O Voador escrita por Gabriel Gorski


Capítulo 17
O Castelo Abandonado




Este capítulo também está disponível no +Fiction: plusfiction.com/book/772688/chapter/17

Já caminhavam há horas. Ao olhar para trás, qualquer um veria Porto Lendário, no alto de uma longa colina, pequena como um arbusto, com seus Portões que tocavam os céus. À frente, a terra se transformava em grama, em todas as direções possíveis. Não havia árvores ou plantas em destaque, mas arcos de rocha naturais embelezavam o horizonte. Declives e aclives constituíam o cenário que, à medida que caminhavam, se enriquecia com detalhes mais repetitivos.

Quando rochas imensas se tornaram uma característica mais comum pelo caminho, Porto Lendário já estava oculto pela imensa distância. Logo, no horizonte, eda traria a luz do dia novamente e os três estariam certos de que estavam livres. O que o horizonte reservava, porém, não era tão brilhante.

Após muito andarem, passarem por pequenos castros e castelos de mota abandonados ou inóspitos e depois de pararem em um rio para beberem água, viram homens no horizonte, aos milhares, montados em cavalos e revestidos com suas armaduras, carregando lanças, espadas, estandartes e tantas outras armas.

— O que é aquilo? – Perguntou Yearnan, indicando com o dedo.

— Um exército! – Exclamou Ecco. – Vamos nos esconder.

Abaixaram-se atrás de uma pequena rocha, deitando.

— Quantos são? – Perguntou Nthaír.

— Uns mil? – Ecco arriscou. – Vinte, cinquenta. Eu nunca saberia lhe responder.

— Droga, Ecco. Por que estão aqui? – Indagou Nthaír.

— Eu saberia? Melhor sairmos do caminho deles. Não quero ser esmagado por uma infantaria inteira.

— Melhor ideia da noite. – Concordaram.

Os três se afastaram, agachados, para longe do percurso daqueles homens, ocultando-se atrás de outra rocha ao lado de uma árvore, observando o exército se aproximar lentamente. Os homens seguiam numa marcha lenta, buscando silêncio.

— Vão atacar o Porto Lendário. – Supôs Ecco.

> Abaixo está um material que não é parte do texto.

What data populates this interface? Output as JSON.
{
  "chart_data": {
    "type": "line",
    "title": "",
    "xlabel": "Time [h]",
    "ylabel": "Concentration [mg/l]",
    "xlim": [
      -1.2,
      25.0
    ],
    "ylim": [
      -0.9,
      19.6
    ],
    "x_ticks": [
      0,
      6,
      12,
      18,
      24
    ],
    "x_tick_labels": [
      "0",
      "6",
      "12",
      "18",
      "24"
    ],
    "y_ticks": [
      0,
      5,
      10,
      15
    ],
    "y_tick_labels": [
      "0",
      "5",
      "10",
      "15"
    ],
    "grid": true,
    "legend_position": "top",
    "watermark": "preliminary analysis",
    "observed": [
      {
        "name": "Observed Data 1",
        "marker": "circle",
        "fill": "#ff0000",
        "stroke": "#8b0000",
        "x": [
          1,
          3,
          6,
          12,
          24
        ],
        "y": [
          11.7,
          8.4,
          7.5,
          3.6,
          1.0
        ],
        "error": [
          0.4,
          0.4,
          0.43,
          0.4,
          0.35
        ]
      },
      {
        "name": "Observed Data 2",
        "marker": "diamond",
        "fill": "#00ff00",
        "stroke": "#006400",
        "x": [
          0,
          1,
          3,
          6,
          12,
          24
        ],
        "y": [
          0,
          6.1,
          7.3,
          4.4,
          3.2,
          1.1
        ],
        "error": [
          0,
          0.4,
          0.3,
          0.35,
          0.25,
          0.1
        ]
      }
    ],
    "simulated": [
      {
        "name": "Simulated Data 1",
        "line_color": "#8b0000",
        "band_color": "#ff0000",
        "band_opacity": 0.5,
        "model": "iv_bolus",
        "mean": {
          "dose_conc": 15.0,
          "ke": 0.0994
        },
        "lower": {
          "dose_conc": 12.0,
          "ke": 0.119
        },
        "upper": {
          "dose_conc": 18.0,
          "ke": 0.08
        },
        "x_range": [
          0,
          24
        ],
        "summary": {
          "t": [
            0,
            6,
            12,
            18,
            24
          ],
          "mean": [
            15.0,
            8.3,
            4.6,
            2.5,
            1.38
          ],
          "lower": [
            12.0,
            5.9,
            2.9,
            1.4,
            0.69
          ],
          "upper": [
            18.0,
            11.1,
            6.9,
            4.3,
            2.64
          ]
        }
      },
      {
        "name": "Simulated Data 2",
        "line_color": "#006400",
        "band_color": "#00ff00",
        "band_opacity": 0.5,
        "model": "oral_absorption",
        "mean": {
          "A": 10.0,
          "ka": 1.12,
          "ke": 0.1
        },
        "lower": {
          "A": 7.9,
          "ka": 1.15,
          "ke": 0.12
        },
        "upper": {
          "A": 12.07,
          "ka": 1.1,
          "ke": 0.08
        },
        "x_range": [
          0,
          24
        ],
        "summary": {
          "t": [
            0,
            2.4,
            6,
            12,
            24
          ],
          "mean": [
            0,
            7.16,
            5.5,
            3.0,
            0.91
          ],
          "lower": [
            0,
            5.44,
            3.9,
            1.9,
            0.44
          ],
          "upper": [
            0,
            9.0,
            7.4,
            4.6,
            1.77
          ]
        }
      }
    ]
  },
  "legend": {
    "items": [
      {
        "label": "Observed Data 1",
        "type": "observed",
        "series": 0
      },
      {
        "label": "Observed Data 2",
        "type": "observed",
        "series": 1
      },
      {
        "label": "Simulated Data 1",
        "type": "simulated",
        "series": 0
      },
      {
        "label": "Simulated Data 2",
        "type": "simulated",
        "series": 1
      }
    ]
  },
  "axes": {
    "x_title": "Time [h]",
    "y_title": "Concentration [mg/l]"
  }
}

— Ainda bem que não estamos lá. Odiaria morrer dormindo.

— E se estiverem apenas retornando de uma batalha? – Sugeriu Yearnan. – Digo, se forem homens de Porto Lendário?

— Não vou perder meu tempo tentando descobrir. – Ecco rebateu.

Quando o eda surgiu no horizonte, o exército estava longe, e os três amigos mais longe ainda. Aproveitaram a primeira oportunidade possível para deixarem o lugar sem serem vistos. Ecco bocejava.

— Precisamos descansar.

— E comer. – Acrescentou Nthaír. – Estou morrendo de fome.

— Só fala isto porque não mora nas ruas. – Yearnan reclamou.

Um silêncio preencheu a conversa, assim como na maior parte da viagem. Os três não eram tão amigos assim e as coisas começavam a ficar monótonas.

— Que tal ali? – Perguntou Ecco, indicando algumas frondosas árvores, carregada de frutos.

— Perfeito. – Concordou Yearnan.

Os três sentaram-se sobre folhas e grama, estalando alguns gravetos antes de se acomodarem para dormir. Em breve estariam em Go’ov e teriam um teto para dormir se conseguissem mais dinheiro. Nthaír não tinha mais do que vinte e sete alanges.

Ecco pensava nas muitas coisas que poderia fazer em troca de algumas moedas. Pensou também no pai, Avyin e em Dwanthar, ao lado do Capitão Gage. Como ele morreu? Por que nos acusaram de matá-lo?

Ecco Adahryn sussurrava seus pensamentos para si, suas memórias mais recentes. Lembrou-se da criatura demoníaca, da forma como despistaram a tripulação na floresta imersa em breu, de Garold e Lophan, Zäja e Arknel. Queria que estivessem ali.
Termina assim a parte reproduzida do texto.